Speaking to the Soul: Sacrifice

by Laurie Gudim

Matthew 5:27-37

There is a story of a Desert Father who owned a special book.  It was very valuable, illuminated with gold leaf and encrusted with precious gems.  It was also dear in a practical way.  A Gospel hand copied on vellum, it was used daily by the hermit for guidance and inspiration.

One night a thief sneaked in to the hermit’s cell and stole this book.  He was running away with it when the hermit awoke and saw him, and instantly got up and gave chase.  But what he shouted at the escaping thief was, “I give it to you.  It’s yours.  I give it to you.  It’s yours.”

He didn’t want the sin of stealing the book to tarnish the soul of the thief.  And so he made a present of the book so that this could be avoided.

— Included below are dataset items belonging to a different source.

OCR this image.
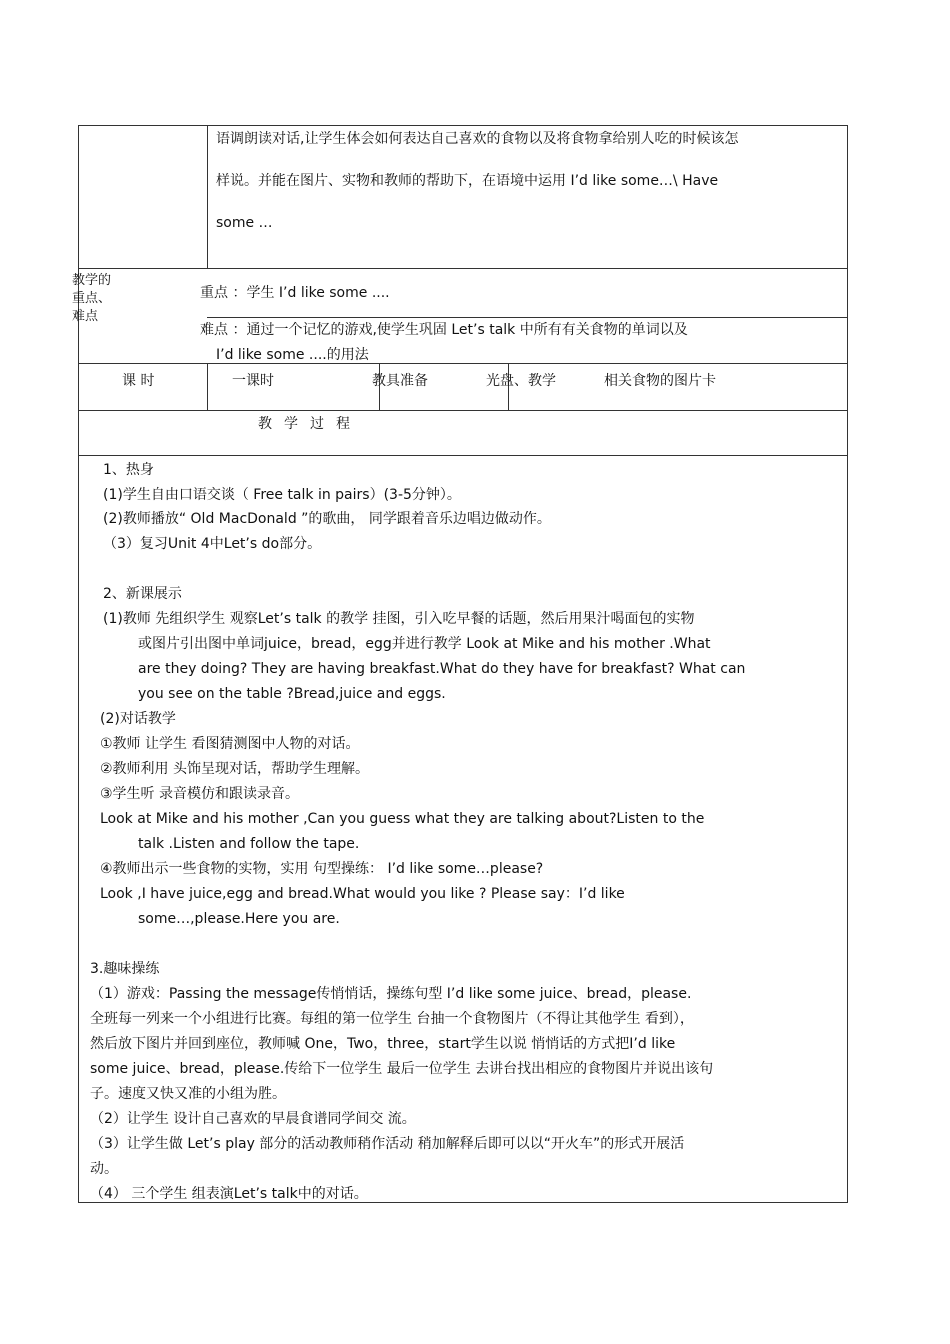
语调朗读对话,让学生体会如何表达自己喜欢的食物以及将食物拿给别人吃的时候该怎
样说。并能在图片、实物和教师的帮助下，在语境中运用 I’d like some…\ Have
some …
教学的重点、难点
重点 ：学生 I’d like some ....
难点 ：通过一个记忆的游戏,使学生巩固 Let’s talk 中所有有关食物的单词以及
I’d like some ....的用法
课 时	一课时	教具准备	光盘、教学	相关食物的图片卡
教学过程
1、热身
(1)学生自由口语交谈（ Free talk in pairs）(3-5分钟）。
(2)教师播放“ Old MacDonald ”的歌曲， 同学跟着音乐边唱边做动作。
（3）复习Unit 4中Let’s do部分。
2、新课展示
(1)教师 先组织学生 观察Let’s talk 的教学 挂图，引入吃早餐的话题，然后用果汁喝面包的实物
或图片引出图中单词juice，bread，egg并进行教学 Look at Mike and his mother .What
are they doing? They are having breakfast.What do they have for breakfast? What can
you see on the table ?Bread,juice and eggs.
(2)对话教学
①教师 让学生 看图猜测图中人物的对话。
②教师利用 头饰呈现对话，帮助学生理解。
③学生听 录音模仿和跟读录音。
Look at Mike and his mother ,Can you guess what they are talking about?Listen to the
talk .Listen and follow the tape.
④教师出示一些食物的实物，实用 句型操练： I’d like some…please?
Look ,I have juice,egg and bread.What would you like ? Please say：I’d like
some…,please.Here you are.
3.趣味操练
（1）游戏：Passing the message传悄悄话，操练句型 I’d like some juice、bread，please.
全班每一列来一个小组进行比赛。每组的第一位学生 台抽一个食物图片（不得让其他学生 看到），
然后放下图片并回到座位，教师喊 One，Two，three，start学生以说 悄悄话的方式把I’d like
some juice、bread，please.传给下一位学生 最后一位学生 去讲台找出相应的食物图片并说出该句
子。速度又快又准的小组为胜。
（2）让学生 设计自己喜欢的早晨食谱同学间交 流。
（3）让学生做 Let’s play 部分的活动教师稍作活动 稍加解释后即可以以“开火车”的形式开展活
动。
（4） 三个学生 组表演Let’s talk中的对话。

I think I love this story so much because of my experience of forgiving a family member a very serious wrong he had done me.  It was a two step process.  First I had to realize and take quite seriously that what he had done had hurt me permanently, that it was not the result of any wrong on my part, and that my desire for justice and vengeance was appropriate.  What had been taken from me was valuable, irreplaceable.  So was the truth of what had happened.

The second step of the process was to let go of those “possessions”.  Like the hermit I went chasing after the wrongdoer, shouting.  In my case what I shouted was, “I forgive you.  I forgive you.”   I was trying to give my right to retribution and justice away.  But, like the thief, the perpetrator kept running.  And he shouted back at me, “It never happened.”  Did that take away from my gift to him of forgiveness?  No, for I forgave him that as well.

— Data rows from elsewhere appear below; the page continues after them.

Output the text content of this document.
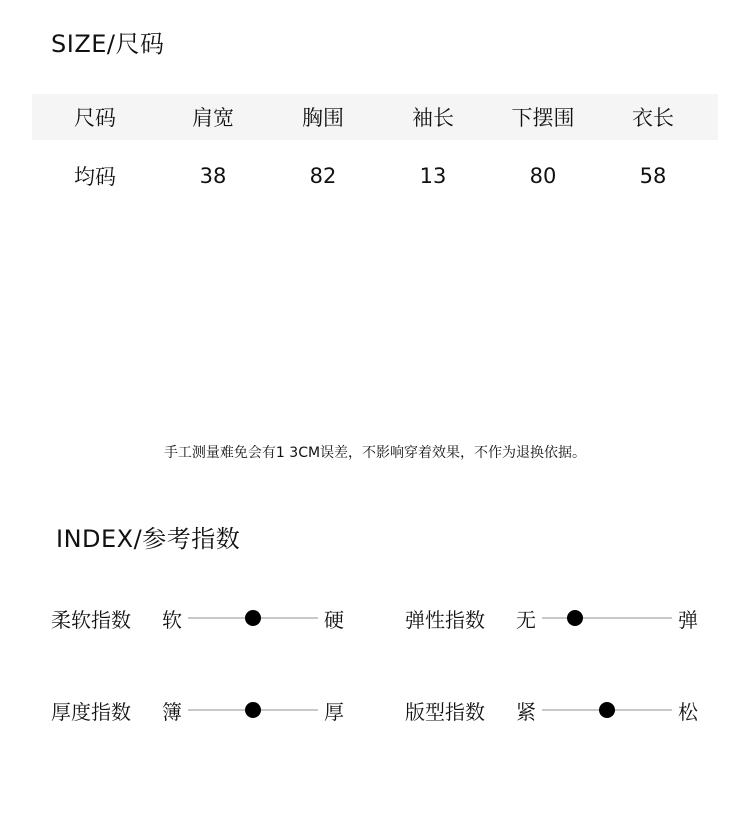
SIZE/尺码
尺码	肩宽	胸围	袖长	下摆围	衣长
均码	38	82	13	80	58
手工测量难免会有1 3CM误差，不影响穿着效果，不作为退换依据。
INDEX/参考指数
柔软指数	软	硬	弹性指数	无	弹
厚度指数	簿	厚	版型指数	紧	松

Sacrificing what is by right ours – the truth of what happened or the right to exact vengeance – is a pure gift of love.  In my experience it is even more excruciating than letting our cherished possessions walk out the door.  As is the Desert Father in the story, we are diminished by this kind of gift.  There is no recovery from it.  When you lose the precious book, it is gone for good.  And when you give away your right to retaliation, that is gone for good as well.

And yet it is only through this self-negating giving that we grow into emotional and spiritual maturity.  Our egos want what we want when we want it, and there is a tyranny in that which does not ultimately redeem us.  If we follow the dictates of our needs and longings exclusively, we limit ourselves to the world of what they know.  And tit-for-tat justice is all they know.

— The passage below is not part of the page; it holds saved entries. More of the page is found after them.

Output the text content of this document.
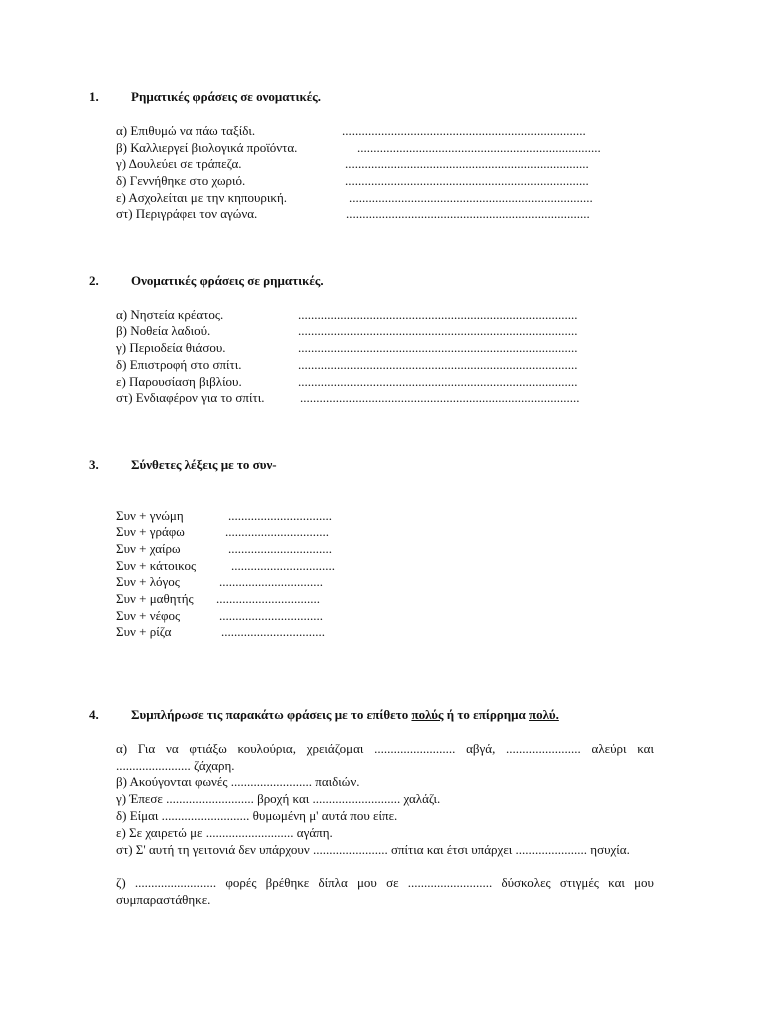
1. Ρηματικές φράσεις σε ονοματικές.
α) Επιθυμώ να πάω ταξίδι.	...........................................................................
β) Καλλιεργεί βιολογικά προϊόντα.	...........................................................................
γ) Δουλεύει σε τράπεζα.	...........................................................................
δ) Γεννήθηκε στο χωριό.	...........................................................................
ε) Ασχολείται με την κηπουρική.	...........................................................................
στ) Περιγράφει τον αγώνα.	...........................................................................
2. Ονοματικές φράσεις σε ρηματικές.
α) Νηστεία κρέατος.	......................................................................................
β) Νοθεία λαδιού.	......................................................................................
γ) Περιοδεία θιάσου.	......................................................................................
δ) Επιστροφή στο σπίτι.	......................................................................................
ε) Παρουσίαση βιβλίου.	......................................................................................
στ) Ενδιαφέρον για το σπίτι.	......................................................................................
3. Σύνθετες λέξεις με το συν-
Συν + γνώμη	................................
Συν + γράφω	................................
Συν + χαίρω	................................
Συν + κάτοικος	................................
Συν + λόγος	................................
Συν + μαθητής ................................
Συν + νέφος	................................
Συν + ρίζα	................................
4. Συμπλήρωσε τις παρακάτω φράσεις με το επίθετο πολύς ή το επίρρημα πολύ.
α) Για να φτιάξω κουλούρια, χρειάζομαι ......................... αβγά, ....................... αλεύρι και ....................... ζάχαρη.
β) Ακούγονται φωνές ......................... παιδιών.
γ) Έπεσε ........................... βροχή και ........................... χαλάζι.
δ) Είμαι ........................... θυμωμένη μ' αυτά που είπε.
ε) Σε χαιρετώ με ........................... αγάπη.
στ) Σ' αυτή τη γειτονιά δεν υπάρχουν ....................... σπίτια και έτσι υπάρχει ...................... ησυχία.
ζ) ......................... φορές βρέθηκε δίπλα μου σε .......................... δύσκολες στιγμές και μου συμπαραστάθηκε.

There is a greater knowing that comes from God.  God – that holy, flowing, changing, creating Love that ignites the universe and pulses through everything – reveals God’s self in the next breath we take after we have given away what we cherish most.  We inhale an entirely different sort of justice.  It is a whole and creative redemption that transforms both the recipient of our gift and us as well.

In today’s reading from the Sermon on the Mount, Jesus says, “If your right eye causes you to sin, tear it out and throw it away; it is better for you to lose one of your members than for your whole body to be thrown into hell.    And if your right hand causes you to sin, cut it off and throw it away; it is better for you to lose one of your members than for your whole body to go into hell.”  Sin is being all wrapped up in the tyranny of ego longings.  And the best way of growing beyond it is to give what it desires away.  We give away the eye that sees only how we have been wronged.  We give away the hand that would strike out in retribution.  We give them away in order to see and to act out of a different reality, God’s reality.

And then, sinking down into our deeper natures, we are eventually opened up to a “truth that passes understanding”.  A new sense of our place in the universe unfurls.  Who knew that throwing away an eye or a hand is the pathway to clear comprehension?  Who knew that the emptying of “me” could lead to an evolving new experience of relationship with the Creator?  But it is so.